Comanche Class of 2024 bids farewell

by Todd Brooks

The Comanche High School Class of 2024 threw their mortar boards in the air marking the end of one chapter of their lives and marking the beginning of another chapter last Friday.

Diplomas were handed out, awards were presented and speeches were given over the course of about an hour in the packed high school gym.

Briar Blair was named Mr. CHS and Kamrey Rendon was named Miss CHS during the ceremony.

Brooke Combs gave the valedictorian’s speech, while Andrew Aldridge, a 2011 CHS graduate was the guest speaker.

“This is both a scary and exciting part of all of our lives that signifies our growth as people,” Combs said. “After today, we will all be going our respective ways and starting adventures all our own.”

Combs went on to say that the class had learned many things apart from just the academics.

“The learning I am speaking of is something that can follow us no matter what path in life we will choose to follow after today,” Combs said. “These lessons are things we have been taught through both our own experiences as well as words of wisdom and advice from those who care about us so deeply.”

Combs mentioned several things she has learned along the way.

“First of all, I have a lesson that was probably the hardest for me to learn, which is that your parents or loved ones are right most of the time,” Combs said. “They always have you and your best interest in mind, even when you may not fully understand why they are leading you a certain way.”

Combs went on to address things including: not doing certain things just because you have the ability to do so; never changing the definition of right and wrong to fit in with anyone; everyone deserves love and respect; quality over quantity; don’t be afraid to speak up; the phrases “please,” “thank you,” and “I love you,” can never be overused; and small acts of kindness can change a person’s life.

“Lastly, realize that everything you are is because of everyone who has poured into you and your life,” Combs said. “You are a mix of everyone and everything that has ever cared about you….I pray that we remember all of these lessons as we go on with our futures and remember to thank those who have helped us along the way.”

Aldridge reminisced about how he had stood on the same stage 13 years before given a valedictorian’s speech.

“I struggled with the big question of what am I going to do for the rest of my life?” Aldridge said. “I was headed to OSU, I had an ag scholarship and I knew the major I declared, but still not knowing what I was going to do.”
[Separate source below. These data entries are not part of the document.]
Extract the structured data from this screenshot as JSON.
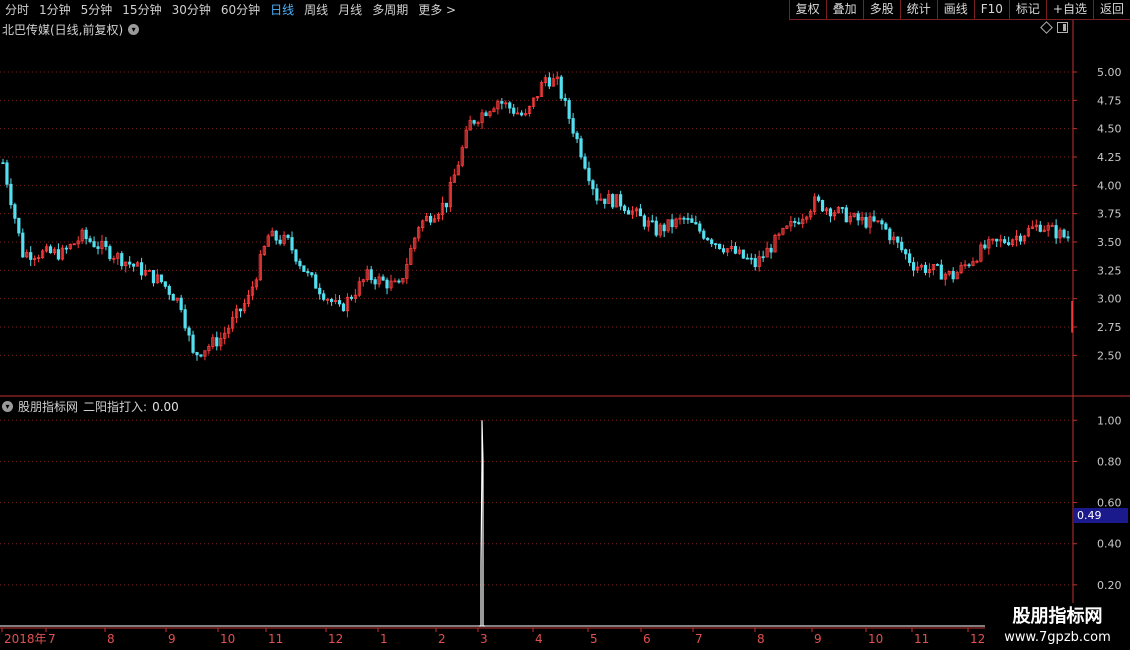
{
  "toolbar": {
    "periods": [
      "分时",
      "1分钟",
      "5分钟",
      "15分钟",
      "30分钟",
      "60分钟",
      "日线",
      "周线",
      "月线",
      "多周期",
      "更多 >"
    ],
    "active_period": "日线",
    "actions": [
      "复权",
      "叠加",
      "多股",
      "统计",
      "画线",
      "F10",
      "标记",
      "+自选",
      "返回"
    ]
  },
  "stock": {
    "title": "北巴传媒(日线,前复权)",
    "dropdown_icon": "chevron-down-icon"
  },
  "indicator": {
    "source": "股朋指标网",
    "label": "二阳指打入:",
    "value": "0.00",
    "cursor_price": "0.49"
  },
  "watermark": {
    "name": "股朋指标网",
    "url": "www.7gpzb.com"
  },
  "colors": {
    "up": "#ff3c3c",
    "down": "#54e0f0",
    "grid": "#7a1f1f",
    "axis": "#c03030",
    "indicator": "#ffffff"
  },
  "chart_data": [
    {
      "type": "candlestick",
      "title": "北巴传媒(日线,前复权)",
      "y_ticks": [
        "5.00",
        "4.75",
        "4.50",
        "4.25",
        "4.00",
        "3.75",
        "3.50",
        "3.25",
        "3.00",
        "2.75",
        "2.50"
      ],
      "ylim": [
        2.15,
        5.3
      ],
      "x_labels": [
        "2018年",
        "7",
        "8",
        "9",
        "10",
        "11",
        "12",
        "1",
        "2",
        "3",
        "4",
        "5",
        "6",
        "7",
        "8",
        "9",
        "10",
        "11",
        "12"
      ],
      "trend_keypoints": [
        [
          0,
          4.2
        ],
        [
          5,
          3.4
        ],
        [
          15,
          3.4
        ],
        [
          20,
          3.55
        ],
        [
          35,
          3.25
        ],
        [
          40,
          3.15
        ],
        [
          45,
          2.95
        ],
        [
          48,
          2.5
        ],
        [
          55,
          2.65
        ],
        [
          62,
          3.0
        ],
        [
          67,
          3.55
        ],
        [
          72,
          3.5
        ],
        [
          77,
          3.2
        ],
        [
          85,
          2.9
        ],
        [
          92,
          3.2
        ],
        [
          100,
          3.1
        ],
        [
          105,
          3.65
        ],
        [
          112,
          3.85
        ],
        [
          118,
          4.55
        ],
        [
          125,
          4.75
        ],
        [
          132,
          4.6
        ],
        [
          137,
          4.95
        ],
        [
          140,
          4.9
        ],
        [
          146,
          4.3
        ],
        [
          150,
          3.9
        ],
        [
          156,
          3.85
        ],
        [
          165,
          3.6
        ],
        [
          172,
          3.7
        ],
        [
          180,
          3.5
        ],
        [
          190,
          3.3
        ],
        [
          195,
          3.5
        ],
        [
          205,
          3.85
        ],
        [
          215,
          3.7
        ],
        [
          222,
          3.65
        ],
        [
          230,
          3.3
        ],
        [
          240,
          3.2
        ],
        [
          248,
          3.45
        ],
        [
          256,
          3.55
        ],
        [
          262,
          3.65
        ],
        [
          268,
          3.55
        ]
      ],
      "last_price_range": [
        2.7,
        2.98
      ]
    },
    {
      "type": "line",
      "title": "二阳指打入",
      "y_ticks": [
        "1.00",
        "0.80",
        "0.60",
        "0.40",
        "0.20"
      ],
      "ylim": [
        0,
        1.05
      ],
      "spike": {
        "x_label": "3",
        "value": 1.0
      }
    }
  ]
}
He went on to talk about an inspirational story he remembered about the famous thoroughbred horse Triple Crown winner Secretariat and how he was able to do so well in races because his heart was three times the size of normal thoroughbreds.

“When we think about the races and the opportunities in our lives, having a new job, starting a family, learning a new skill or education, you will have doubters,” Aldridge said. “In fact, there will be times that you will doubt yourself.”

Aldridge went on to say they would not have all the answers and the answers they do come up with don’t have to be the answers they have to live by for the rest of their lives.

“I can attest that you will have doubters, and I can also attest that there will be times when you do struggle and you wonder if your goals are the right ones,” Aldridge said.

He encouraged the graduates to to find their supporters in the community and to remember where they came from.

“Tonight, you’ve completed one of the biggest races of your life,” Aldridge said. “The races in our lives are sometimes tougher and longer than others. But, remember, it was Secretariat’s heart that helped him win by landslides. If we focus on our heart that we have for people, and our mission here on earth, and the possibility to impact our community, we will cross finish lines that once seemed impossible.”

Aldridge left the podium with one final word of encouragement.

“Now, celebrate this race of graduating high school and know whatever race that you decide to run in your life, you will and you can win,” Aldridge said.